On Thu, Sep 26, 2013 at 10:58:05AM +0200, Miklos Szeredi wrote:
> On Wed, Sep 25, 2013 at 11:07 PM, Zach Brown <zab@xxxxxxxxxx> wrote:
> >> A client-side copy will be slower, but I guess it does have the
> >> advantage that the application can track progress to some degree, and
> >> abort it fairly quickly without leaving the file in a totally undefined
> >> state--and both might be useful if the copy's not a simple constant-time
> >> operation.
> >
> > I suppose, but can't the app achieve a nice middle ground by copying the
> > file in smaller syscalls? Avoid bulk data motion back to the client,
> > but still get notification every, I dunno, few hundred meg?
> Yes. And if "cp" could just be switched from a read+write syscall
> pair to a single splice syscall using the same buffer size. And then
> the user would only notice that things got faster in case of server
> side copy. No problems with long blocking times (at least not much
> worse than it was).

Hmm, yes, that would be a nice outcome.

> However "cp" doesn't do reflinking by default, it has a switch for
> that. If we just want "cp" and the like to use splice without fearing
> side effects then by default we should try to be as close to
> read+write behavior as possible. No?

I guess? I don't find requiring --reflink hugely compelling. But there
it is.

> That's what I'm really
> worrying about when you want to wire up splice to reflink by default.
> I do think there should be a flag for that. And if on the block level
> some magic happens, so be it. It's not the fs deverloper's worry any
> more ;)

Sure. So we'd have:

- no flag default that forbids knowingly copying with shared references
so that it will be used by default by people who feel strongly about
their assumptions about independent write durability.

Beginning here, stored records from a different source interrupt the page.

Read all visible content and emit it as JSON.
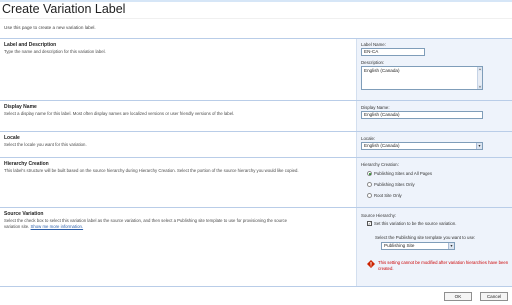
{
  "page": {
    "title": "Create Variation Label",
    "subtitle": "Use this page to create a new variation label."
  },
  "sections": {
    "label_desc": {
      "title": "Label and Description",
      "description": "Type the name and description for this variation label.",
      "label_name": {
        "label": "Label Name:",
        "value": "EN-CA"
      },
      "description_field": {
        "label": "Description:",
        "value": "English (Canada)"
      }
    },
    "display_name": {
      "title": "Display Name",
      "description": "Select a display name for this label.  Most often display names are localized versions or user friendly versions of the label.",
      "field": {
        "label": "Display Name:",
        "value": "English (Canada)"
      }
    },
    "locale": {
      "title": "Locale",
      "description": "Select the locale you want for this variation.",
      "field": {
        "label": "Locale:",
        "value": "English (Canada)"
      }
    },
    "hierarchy": {
      "title": "Hierarchy Creation",
      "description": "This label's structure will be built based on the source hierarchy during Hierarchy Creation.  Select the portion of the source hierarchy you would like copied.",
      "field_label": "Hierarchy Creation:",
      "options": [
        {
          "label": "Publishing Sites and All Pages",
          "selected": true
        },
        {
          "label": "Publishing Sites Only",
          "selected": false
        },
        {
          "label": "Root Site Only",
          "selected": false
        }
      ]
    },
    "source": {
      "title": "Source Variation",
      "description": "Select the check box to select this variation label as the source variation, and then select a Publishing site template to use for provisioning the source variation site.",
      "link": "Show me more information.",
      "field_label": "Source Hierarchy:",
      "checkbox_label": "Set this variation to be the source variation.",
      "checkbox_checked": true,
      "template_label": "Select the Publishing site template you want to use:",
      "template_value": "Publishing Site",
      "warning": "This setting cannot be modified after variation hierarchies have been created."
    }
  },
  "buttons": {
    "ok": "OK",
    "cancel": "Cancel"
  },
  "colors": {
    "accent": "#b9cde8",
    "panel": "#eef3fb",
    "warning": "#cc0000"
  }
}
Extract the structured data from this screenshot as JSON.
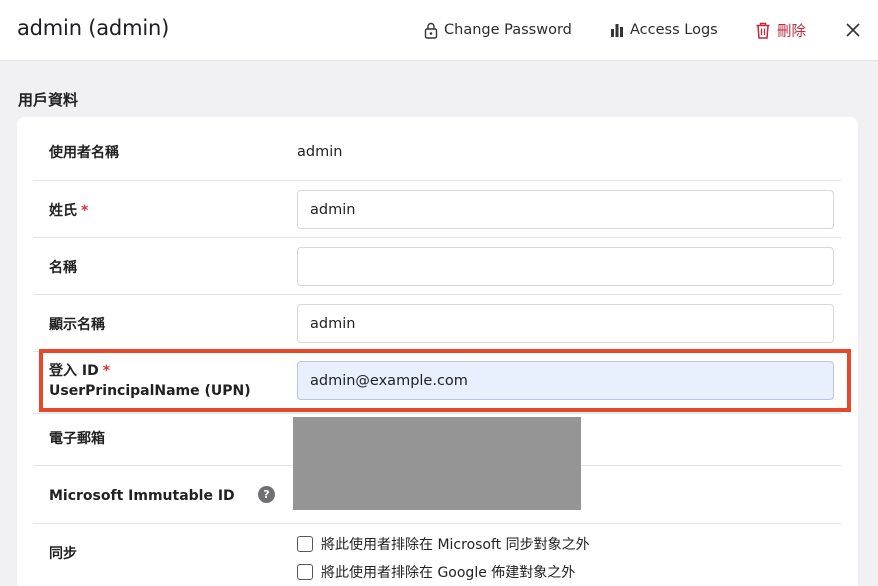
{
  "header": {
    "title": "admin (admin)",
    "change_password": "Change Password",
    "access_logs": "Access Logs",
    "delete": "刪除"
  },
  "section": {
    "title": "用戶資料"
  },
  "fields": {
    "username": {
      "label": "使用者名稱",
      "value": "admin"
    },
    "last_name": {
      "label": "姓氏",
      "required": "*",
      "value": "admin"
    },
    "first_name": {
      "label": "名稱",
      "value": ""
    },
    "display_name": {
      "label": "顯示名稱",
      "value": "admin"
    },
    "login_id": {
      "label": "登入 ID",
      "required": "*",
      "sublabel": "UserPrincipalName (UPN)",
      "value": "admin@example.com"
    },
    "email": {
      "label": "電子郵箱"
    },
    "immutable_id": {
      "label": "Microsoft Immutable ID",
      "help": "?"
    },
    "sync": {
      "label": "同步",
      "options": [
        "將此使用者排除在 Microsoft 同步對象之外",
        "將此使用者排除在 Google 佈建對象之外"
      ]
    }
  },
  "colors": {
    "accent_red": "#c0283a",
    "highlight_border": "#e8482a",
    "input_highlight": "#e8effd"
  }
}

- a flag that allows shared references for people who would otherwise
use the file system shared reference ioctls (ocfs2 reflink, btrfs
clone) but would like it to also do server-side read/write copies
over nfs without additional intervention.

- a flag that requires shared references for callers who don't want
giant copies to take forever if they aren't instant. (The qemu guys
asked for this at Plumbers.)

I think I can live with that.

- z